The War of Northern Aggression was won by the more ethically deplorable side, which is hard to admit, given the substantial negative moral weight of slavery. And slavery was indeed an integral part of the reasons for the war, though it was not nearly as central to the narrative as the nation's public school teachers would have your children believe.

It was a factor of economic reality in the South, and there was a substantial abolitionist component among the critics of the Confederacy. Political battles were fought in the preceding decades that turned on whether new states admitted to the union would be free or slave.

But that was about money, and power, and international trade, not about the inhumane and barbaric practice of slavery itself. It's worth noting that no other nation, save Haiti, required armed conflict to end the horrible practice of "Negro slavery."

In the conduct of the war, the comportment of the officers, the treatment of prisoners and "Copperheads," and the suspension of civil liberties like Habeus Corpus and a free press, and most importantly, in the tyrannical, illiberal and imperial justification for fighting the war in the first place, Lincoln and the Yankees demonstrated the profoundly depraved nature of their cause. Sherman's march and the wholesale slaughter of civilians and the burning of Atlanta are indefensible war crimes.

And just to bring home the point that the Union was no bastion of racial harmony, I remind you of just one incident where Sherman's troops, on his order, cut loose a pontoon bridge across a raging river, after waiting for as many of the freed slaves who'd been following them as possible to be onboard. Most, not knowing how to swim and burdened with their meager possessions, drowned.

Free people should be free to choose the nature of their government, and the Declaration of Independence makes clear that when tyranny is visited upon us, it is our right, if not a sacred duty, to throw it off.

The states of the Confederacy were being throttled by taxes and tariffs designed to benefit Northern industry at their specific expense, and these were far more burdensome and costly than anything the Crown had imposed on the colonies. They had every right and reason to secede, and up until that time, it was understood that the country was made up of sovereign states voluntarily associated for the common defense and the facilitation of trade. It was Lincoln who created the Federal Imperium, ending the Constitutional Republic founded by Washington, Adams, Jefferson and their peers, and replaced it with a vulgar and brutish facsimile of Caesar's Rome.

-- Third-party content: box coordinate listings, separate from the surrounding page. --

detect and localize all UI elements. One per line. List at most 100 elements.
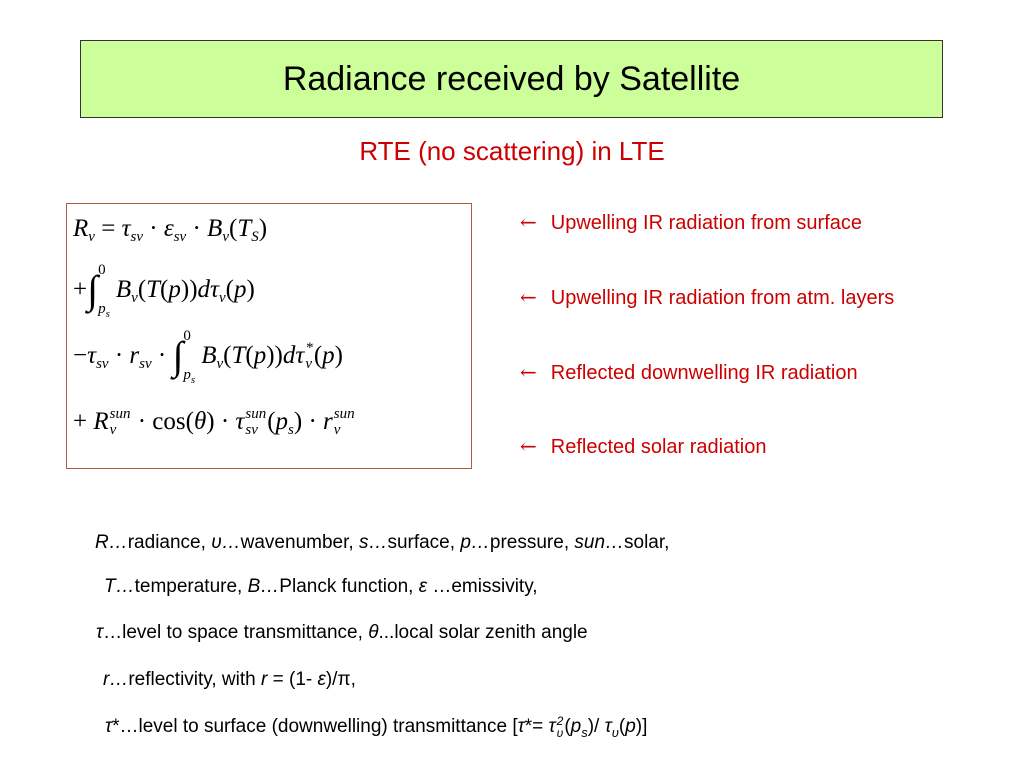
superscript: * [305, 340, 313, 356]
integral: ∫ [87, 267, 99, 312]
text-segment: p [275, 408, 289, 435]
subtitle: RTE (no scattering) in LTE [359, 136, 665, 166]
text-segment: τ [105, 716, 113, 738]
text-segment: ) · [293, 408, 324, 435]
text-segment: wavenumber, [240, 532, 359, 553]
annotation: ← Reflected downwelling IR radiation [520, 360, 858, 385]
text-segment: T [231, 342, 246, 369]
text-segment: d [197, 276, 211, 303]
definition-line: τ…level to space transmittance, θ...loca… [96, 622, 588, 644]
text-segment: θ [193, 408, 207, 435]
text-segment: τ [121, 215, 131, 242]
text-segment: τ [87, 342, 97, 369]
text-segment: ( [564, 716, 571, 738]
text-segment: *…level to surface (downwelling) transmi… [112, 716, 518, 738]
definition-line: r…reflectivity, with r = (1- ε)/π, [103, 669, 356, 691]
text-segment: Planck function, [279, 576, 419, 597]
text-segment: S [251, 228, 259, 245]
text-segment: R [93, 408, 109, 435]
text-segment: ε [163, 215, 174, 242]
upper-limit: 0 [183, 328, 191, 344]
text-segment: · cos( [131, 408, 194, 435]
lower-limit: ps [183, 367, 196, 386]
text-segment: τ [604, 716, 612, 738]
subscript: ν [305, 356, 312, 372]
text-segment: ε [317, 669, 326, 690]
text-segment: · [108, 342, 130, 369]
text-segment: υ [611, 725, 619, 741]
text-segment: surface, [387, 532, 461, 553]
annotation-text: Reflected downwelling IR radiation [550, 362, 858, 384]
text-segment: p [233, 276, 247, 303]
limits: 0 ps [183, 328, 196, 386]
text-segment: )) [266, 342, 283, 369]
definition-line: T…temperature, B…Planck function, ε …emi… [104, 576, 538, 598]
text-segment: ) [334, 342, 343, 369]
superscript: sun [333, 406, 355, 422]
text-segment: ν [216, 355, 224, 372]
annotation: ← Reflected solar radiation [520, 434, 766, 459]
text-segment: T… [104, 576, 135, 597]
text-segment: sν [130, 228, 144, 245]
text-segment: ( [267, 408, 276, 435]
text-segment: ( [313, 342, 323, 369]
text-segment: · [186, 215, 208, 242]
subscript: υ [556, 726, 564, 740]
text-segment: + [73, 408, 94, 435]
text-segment: ...local solar zenith angle [378, 622, 588, 643]
text-segment: τ [235, 408, 245, 435]
text-segment: )] [635, 716, 648, 738]
text-segment: τ [295, 342, 305, 369]
annotation: ← Upwelling IR radiation from atm. layers [520, 285, 894, 310]
text-segment: )/ [587, 716, 605, 738]
text-segment: sν [173, 228, 187, 245]
arrow: ← [520, 360, 537, 384]
text-segment: reflectivity, with [128, 669, 262, 690]
text-segment: r [261, 669, 268, 690]
text-segment: …emissivity, [427, 576, 538, 597]
text-segment: p [625, 716, 636, 738]
text-segment: B… [247, 576, 280, 597]
text-segment: ) [246, 276, 255, 303]
subscript: ν [109, 422, 117, 438]
text-segment: · [143, 215, 164, 242]
text-segment: sun… [574, 532, 625, 553]
text-segment: + [73, 276, 88, 303]
text-segment: p [253, 342, 267, 369]
text-segment: T [237, 215, 252, 242]
text-segment: B [207, 215, 223, 242]
text-segment: · [151, 342, 173, 369]
text-segment: ( [228, 215, 238, 242]
text-segment: …level to space transmittance, [103, 622, 369, 643]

I'm personally confident that had the Confederacy seceded peacefully, slavery would have ended very soon thereafter. But Reconstruction and the suffering that always comes to a conquered people after war exacerbated racial tensions for many more decades, giving rise to the KKK and lynch mobs who made their black neighbors easy scapegoats.

Thus end my dissertation... LOL. Sorry about that. Some would call me racist for even writing that, but I am no racist. I oppose slavery of all kinds, not just that predicated on race. That means I necessarily oppose statism, and favor devolution to more local, and smaller units of political power, with the goal being that ultimately, each of us will be governed only by our conscience, and the knowledge that our neighbors stand ready, willing and able to defend their rights.